Il vero pericolo, però, è sociale. Come tutti i phishing, anche Sorvepotel sfrutta la debolezza umana: in questo caso, poiché sfrutta la messaggistica di whatsapp, conta sulla fiducia che abbiamo nei file inviati da un collega, da un amico a, a volte, dalle stesse aziende o clienti con cui lavoriamo. È davvero facile aprire un file, una cartella stampa o un progetto in zip se questo ci arriva da qualcuno che conosciamo e difficilmente pensiamo che possa essere un attacco informatico. Sorvepotel non rompe le difese tecnologiche, ma quelle psicologiche e si alimenta della rete di relazioni personali: per questo, è difficilissimo da fermare.
Cosa possiamo fare per difenderci?
La prima difesa, come sempre, non è istallare un buon antivirus, ma la prudenza.
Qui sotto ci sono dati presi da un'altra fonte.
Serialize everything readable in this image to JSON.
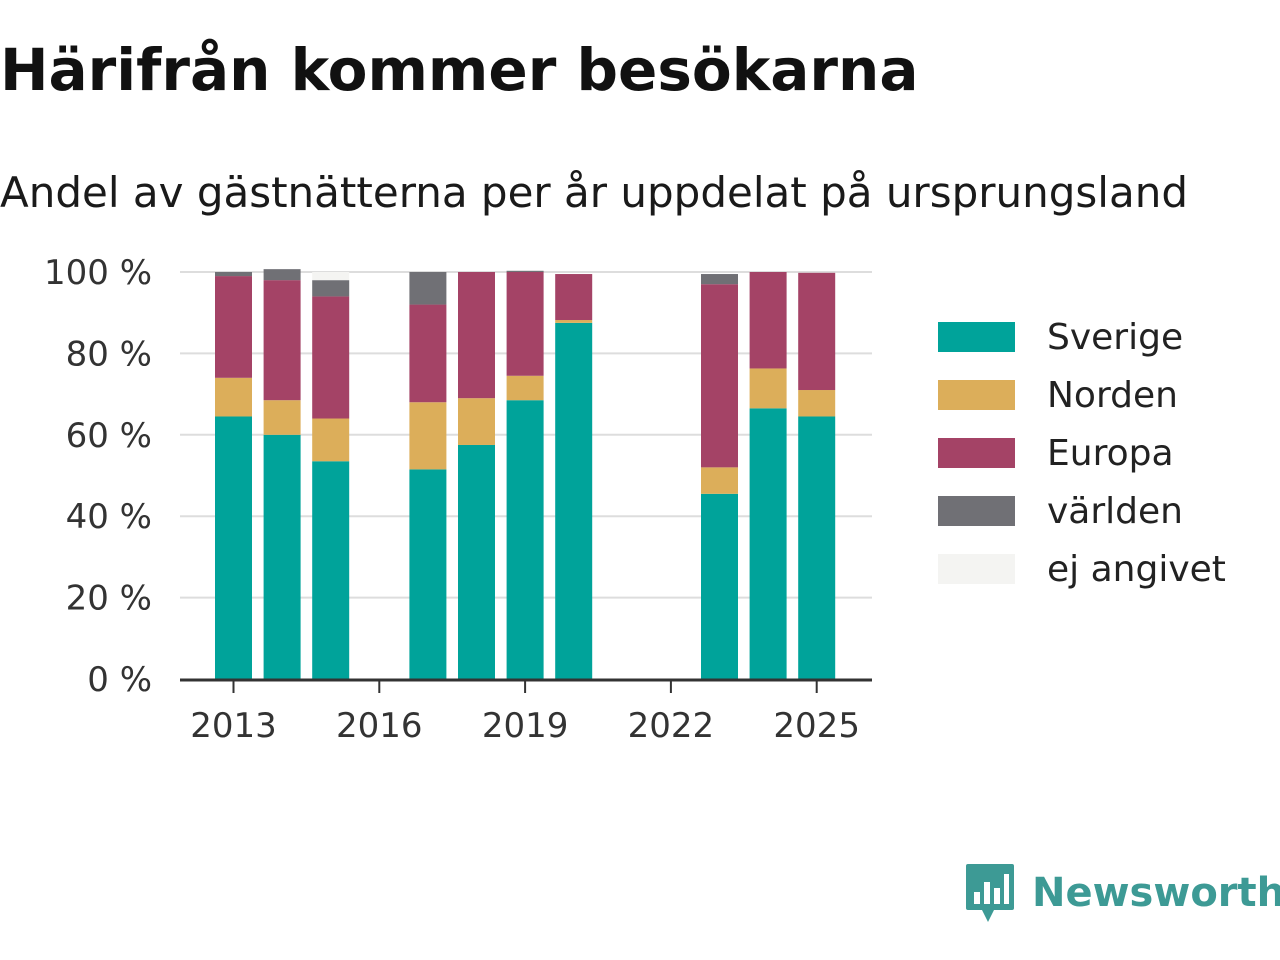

Se si riceve un file ZIP su WhatsApp, prima di aprirlo, è sempre meglio chiedere al mittente se ha inviato qualcosa e se è affidabile.
Un’altra buona difesa è quella di disconnettere regolarmente le sessioni di WhatsApp Web, soprattutto su computer condivisi o aziendali, e, soprattutto, disattivare il download automatico di file e media.
Le aziende, in particolare, dovrebbero trattare le app di messaggistica come veri strumenti di lavoro e non come semplici chat personali. Questo significa applicare le stesse regole di sicurezza valide per l’e-mail: formazione del personale, controllo degli allegati e monitoraggio delle reti.
Infine, serve un cambio culturale. Per anni ci hanno detto di non cliccare su link sospetti nelle e-mail. Ora dobbiamo imparare a fare lo stesso con le chat, perchè il virus potrebbe nascondersi anche su Whatsapp.